Eine andere Absurdität passierte in derselben Stadt: Drei Polizeibeamte warfen dem Stellvertreter ihrer Chefin vor, er habe ihnen geraten, rechtsextreme Straftaten öfter mal zu ignorieren. Schließlich verschlechterten sie die Statistik. Und nach dem Überfall auf eine
Theatergruppe in Halberstadt verhörten die Beamten zwar die Opfer, ließen die rechtsextremen Schläger aber laufen. Referenten der Schulungen kommen auch von Anti-Rechts-Initiativen wie dem sachsen-anhaltinischen "Netzwerk für Demokratie und Tolerenz" und dem Magdeburger Verein "Miteinander".
"Wir haben eine Schwerpunkt auf die Fortbildung von Polizei und Justiz gelegt", sagt die Geschäftsführerin des "Netzwerk", Cornelia Habisch - auf Wunsch der Landesregierung. Bei einer Fortbildungsreihe setzen sich 2007 Richter und Staatsanwälte mit dem geänderten Erscheinungsbild der Szene und den besonderen Tatauslösern auseinander.

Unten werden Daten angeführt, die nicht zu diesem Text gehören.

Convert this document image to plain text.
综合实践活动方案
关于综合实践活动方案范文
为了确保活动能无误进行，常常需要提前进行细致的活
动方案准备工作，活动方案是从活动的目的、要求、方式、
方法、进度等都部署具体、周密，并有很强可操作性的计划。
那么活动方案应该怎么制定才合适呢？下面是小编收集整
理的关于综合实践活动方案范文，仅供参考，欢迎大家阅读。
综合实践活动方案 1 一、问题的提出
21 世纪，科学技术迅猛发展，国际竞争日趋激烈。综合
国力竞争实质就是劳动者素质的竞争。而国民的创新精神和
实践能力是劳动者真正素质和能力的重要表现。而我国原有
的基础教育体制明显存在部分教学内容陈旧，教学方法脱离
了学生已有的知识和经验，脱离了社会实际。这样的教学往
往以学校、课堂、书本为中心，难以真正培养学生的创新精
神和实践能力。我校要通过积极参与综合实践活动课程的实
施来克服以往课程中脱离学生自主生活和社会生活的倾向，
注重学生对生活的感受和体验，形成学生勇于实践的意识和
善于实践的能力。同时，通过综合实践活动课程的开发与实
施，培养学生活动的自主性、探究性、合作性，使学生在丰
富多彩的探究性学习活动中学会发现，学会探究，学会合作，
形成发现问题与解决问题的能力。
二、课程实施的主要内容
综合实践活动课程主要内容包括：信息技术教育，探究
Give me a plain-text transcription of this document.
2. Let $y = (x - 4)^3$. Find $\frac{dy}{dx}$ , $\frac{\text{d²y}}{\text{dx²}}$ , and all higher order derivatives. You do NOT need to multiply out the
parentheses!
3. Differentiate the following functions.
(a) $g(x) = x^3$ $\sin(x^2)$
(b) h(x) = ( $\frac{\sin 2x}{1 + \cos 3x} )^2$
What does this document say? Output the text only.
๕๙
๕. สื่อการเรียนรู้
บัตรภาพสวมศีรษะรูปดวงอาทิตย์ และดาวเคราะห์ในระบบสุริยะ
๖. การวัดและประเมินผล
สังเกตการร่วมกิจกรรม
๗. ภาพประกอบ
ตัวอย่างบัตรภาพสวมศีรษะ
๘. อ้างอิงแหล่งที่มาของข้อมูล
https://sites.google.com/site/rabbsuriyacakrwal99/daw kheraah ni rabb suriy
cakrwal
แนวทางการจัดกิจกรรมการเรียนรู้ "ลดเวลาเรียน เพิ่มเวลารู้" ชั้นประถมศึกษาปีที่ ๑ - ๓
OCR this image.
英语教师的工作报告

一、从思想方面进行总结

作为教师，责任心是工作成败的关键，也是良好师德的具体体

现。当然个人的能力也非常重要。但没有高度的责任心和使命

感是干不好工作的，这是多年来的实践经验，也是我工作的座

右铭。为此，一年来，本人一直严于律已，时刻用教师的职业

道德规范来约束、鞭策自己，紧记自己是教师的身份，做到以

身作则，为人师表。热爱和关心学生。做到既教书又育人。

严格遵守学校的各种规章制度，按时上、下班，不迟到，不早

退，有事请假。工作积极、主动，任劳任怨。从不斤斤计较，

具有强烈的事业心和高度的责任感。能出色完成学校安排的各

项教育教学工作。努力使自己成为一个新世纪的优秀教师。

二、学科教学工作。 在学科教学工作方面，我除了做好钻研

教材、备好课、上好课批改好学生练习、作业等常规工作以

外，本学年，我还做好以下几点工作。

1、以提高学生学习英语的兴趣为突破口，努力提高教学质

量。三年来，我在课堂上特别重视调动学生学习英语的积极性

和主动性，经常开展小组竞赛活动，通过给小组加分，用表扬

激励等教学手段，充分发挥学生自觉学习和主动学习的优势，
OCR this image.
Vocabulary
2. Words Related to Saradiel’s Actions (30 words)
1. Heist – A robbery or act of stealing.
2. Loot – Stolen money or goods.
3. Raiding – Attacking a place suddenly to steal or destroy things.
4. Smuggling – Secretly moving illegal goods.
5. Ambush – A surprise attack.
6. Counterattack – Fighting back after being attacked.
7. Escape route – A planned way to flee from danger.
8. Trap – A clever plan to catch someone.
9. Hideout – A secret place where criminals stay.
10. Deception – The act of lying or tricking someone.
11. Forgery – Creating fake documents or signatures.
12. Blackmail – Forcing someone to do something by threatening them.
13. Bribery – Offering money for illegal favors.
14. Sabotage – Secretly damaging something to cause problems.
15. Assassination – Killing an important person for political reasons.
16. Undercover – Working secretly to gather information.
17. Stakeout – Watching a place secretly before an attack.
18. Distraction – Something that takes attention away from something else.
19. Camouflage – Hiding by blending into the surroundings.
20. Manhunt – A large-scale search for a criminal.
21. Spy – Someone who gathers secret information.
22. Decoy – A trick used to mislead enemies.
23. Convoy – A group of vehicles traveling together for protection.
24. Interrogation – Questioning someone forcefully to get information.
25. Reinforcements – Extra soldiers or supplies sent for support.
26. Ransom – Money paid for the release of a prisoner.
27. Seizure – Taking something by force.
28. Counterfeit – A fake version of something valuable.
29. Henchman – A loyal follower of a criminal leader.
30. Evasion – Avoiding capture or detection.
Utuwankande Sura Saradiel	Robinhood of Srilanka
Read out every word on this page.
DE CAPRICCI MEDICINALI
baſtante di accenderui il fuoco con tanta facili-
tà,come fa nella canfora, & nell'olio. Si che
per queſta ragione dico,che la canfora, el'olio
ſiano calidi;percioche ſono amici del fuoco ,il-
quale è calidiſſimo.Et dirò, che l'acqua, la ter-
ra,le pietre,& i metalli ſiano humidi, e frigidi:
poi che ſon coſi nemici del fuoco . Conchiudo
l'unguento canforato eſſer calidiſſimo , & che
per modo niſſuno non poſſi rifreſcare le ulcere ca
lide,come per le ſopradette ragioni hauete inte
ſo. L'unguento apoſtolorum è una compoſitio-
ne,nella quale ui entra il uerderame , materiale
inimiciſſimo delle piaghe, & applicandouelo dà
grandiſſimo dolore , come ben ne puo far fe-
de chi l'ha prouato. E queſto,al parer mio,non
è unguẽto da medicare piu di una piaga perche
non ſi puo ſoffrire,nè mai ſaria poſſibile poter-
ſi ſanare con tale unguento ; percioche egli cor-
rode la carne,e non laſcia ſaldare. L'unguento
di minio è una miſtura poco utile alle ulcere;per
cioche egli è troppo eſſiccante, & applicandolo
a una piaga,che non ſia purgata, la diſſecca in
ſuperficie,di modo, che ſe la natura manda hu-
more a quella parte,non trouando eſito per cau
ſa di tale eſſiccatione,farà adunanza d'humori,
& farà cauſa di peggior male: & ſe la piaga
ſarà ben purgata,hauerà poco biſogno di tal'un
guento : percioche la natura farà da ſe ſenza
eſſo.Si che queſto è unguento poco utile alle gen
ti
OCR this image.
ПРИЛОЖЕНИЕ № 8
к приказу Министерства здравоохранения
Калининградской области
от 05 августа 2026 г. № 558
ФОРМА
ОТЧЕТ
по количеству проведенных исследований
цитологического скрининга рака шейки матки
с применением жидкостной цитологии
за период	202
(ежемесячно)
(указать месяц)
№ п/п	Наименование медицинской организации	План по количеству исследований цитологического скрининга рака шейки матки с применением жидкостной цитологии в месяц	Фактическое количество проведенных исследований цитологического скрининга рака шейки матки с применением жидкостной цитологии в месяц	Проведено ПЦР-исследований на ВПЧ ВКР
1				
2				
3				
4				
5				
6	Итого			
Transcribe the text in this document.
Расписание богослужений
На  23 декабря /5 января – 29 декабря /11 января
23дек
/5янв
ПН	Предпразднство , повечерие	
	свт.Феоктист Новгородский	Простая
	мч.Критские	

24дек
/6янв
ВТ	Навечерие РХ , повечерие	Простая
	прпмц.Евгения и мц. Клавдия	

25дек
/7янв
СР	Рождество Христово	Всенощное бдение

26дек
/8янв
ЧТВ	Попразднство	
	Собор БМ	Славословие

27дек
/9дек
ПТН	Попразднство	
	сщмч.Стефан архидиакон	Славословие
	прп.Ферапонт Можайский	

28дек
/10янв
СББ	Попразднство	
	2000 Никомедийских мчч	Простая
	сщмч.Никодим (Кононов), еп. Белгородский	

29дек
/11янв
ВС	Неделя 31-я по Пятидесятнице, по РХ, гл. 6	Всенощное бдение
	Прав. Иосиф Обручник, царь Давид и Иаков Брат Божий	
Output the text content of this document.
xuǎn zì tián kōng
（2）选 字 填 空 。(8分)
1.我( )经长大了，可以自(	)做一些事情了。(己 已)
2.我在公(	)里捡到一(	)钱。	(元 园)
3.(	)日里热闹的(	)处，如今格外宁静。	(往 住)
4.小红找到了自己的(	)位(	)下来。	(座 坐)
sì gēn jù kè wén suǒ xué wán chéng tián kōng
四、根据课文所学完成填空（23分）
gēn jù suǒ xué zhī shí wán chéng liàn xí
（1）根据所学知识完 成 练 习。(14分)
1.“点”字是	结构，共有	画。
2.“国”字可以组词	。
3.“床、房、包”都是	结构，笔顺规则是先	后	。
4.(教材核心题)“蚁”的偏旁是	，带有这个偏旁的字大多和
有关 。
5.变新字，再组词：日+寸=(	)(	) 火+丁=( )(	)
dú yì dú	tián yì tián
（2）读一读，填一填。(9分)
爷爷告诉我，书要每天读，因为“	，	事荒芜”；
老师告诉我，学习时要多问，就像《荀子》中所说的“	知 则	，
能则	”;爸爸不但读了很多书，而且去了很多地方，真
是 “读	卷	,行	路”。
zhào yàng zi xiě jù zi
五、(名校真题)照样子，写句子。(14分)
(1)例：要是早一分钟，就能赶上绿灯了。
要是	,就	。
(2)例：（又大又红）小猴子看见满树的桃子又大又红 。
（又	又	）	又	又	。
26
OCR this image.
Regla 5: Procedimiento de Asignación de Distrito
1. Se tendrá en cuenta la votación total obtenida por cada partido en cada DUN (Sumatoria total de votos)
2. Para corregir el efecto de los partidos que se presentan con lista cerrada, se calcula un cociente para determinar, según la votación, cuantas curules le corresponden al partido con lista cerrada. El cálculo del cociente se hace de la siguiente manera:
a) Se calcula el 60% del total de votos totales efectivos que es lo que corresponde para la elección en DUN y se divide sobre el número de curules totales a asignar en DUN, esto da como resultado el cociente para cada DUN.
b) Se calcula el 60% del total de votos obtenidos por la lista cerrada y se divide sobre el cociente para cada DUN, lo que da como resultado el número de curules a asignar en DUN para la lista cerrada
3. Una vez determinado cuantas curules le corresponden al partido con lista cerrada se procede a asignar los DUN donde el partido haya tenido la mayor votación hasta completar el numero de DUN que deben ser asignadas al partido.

Wie die Behörden mit den Opfern umgehen, hinterfragten sie auch. 241 Mitarbeiter der Justiz wurden bisher erreicht.
David Begrich, Rechtsextremismusexperte von "Miteinander" betont: "In den Ermittlungsbehörden wird oft der Gleichschritt von rechtsextremen Ideologie und Gewalt nicht wahrgenommen. Ein rechtsextremer Straftäter ist kein gewöhnlicher Gewalttäter". Begrich kennt die besondere Situation, als Externer bei der Polizei zu lehren. Ein Vakuum stellt er hier oft fest. Und Unsicherheit darüber, was rechtlich möglich ist. Die Schwierigkeit gleich am Tatort den Hintergrund von Schlägereien zu erkennen, dürfte auch nicht unterschätzt werden, sagt Begrich, doch wenn vor dem Schlag "Zecke", oder "linke Sau" gerufen wird, muss der politischen Kontext sofort erfasst werden. Der Geschäftsführer von "Miteinander", Roman Ronneberg, gibt zu bedenken, dass bei einigen Polizeibeamten nicht selten die Opfer rechter Übergriffe auch als "störend" wahrgenommen werden. Ronneberg glaubt: "Bei der Polizei müssen noch alte Mentalitäten aufgebrochen werden, mischt sich doch rückständige Verhaltensmuster aus DDR-Zeiten mit gegenwärtigen Verunsicherungen".
Von schnellen Effekten gehen Habisch, Begrich und Ronneberg nicht aus. Nicht nur weil bisher nur 630 Polizeibeamte die Veranstaltungen besuchten. Landesweit sind etwa 5000 Polizisten im Dienst. "Wir müssen in mittel- und langfristigen Zeiträumen denken, betont Habisch. Der Presseprecher des Innenministeriums scheint noch weitere Schlagzeilen über Polizeipannen bei Einsätzen gegen Rechtsextreme zu erwarten. Der Sprecher des Innenministeriums betont jedenfalls: "Die nötige Veränderungen können nicht so schnell durchdringen".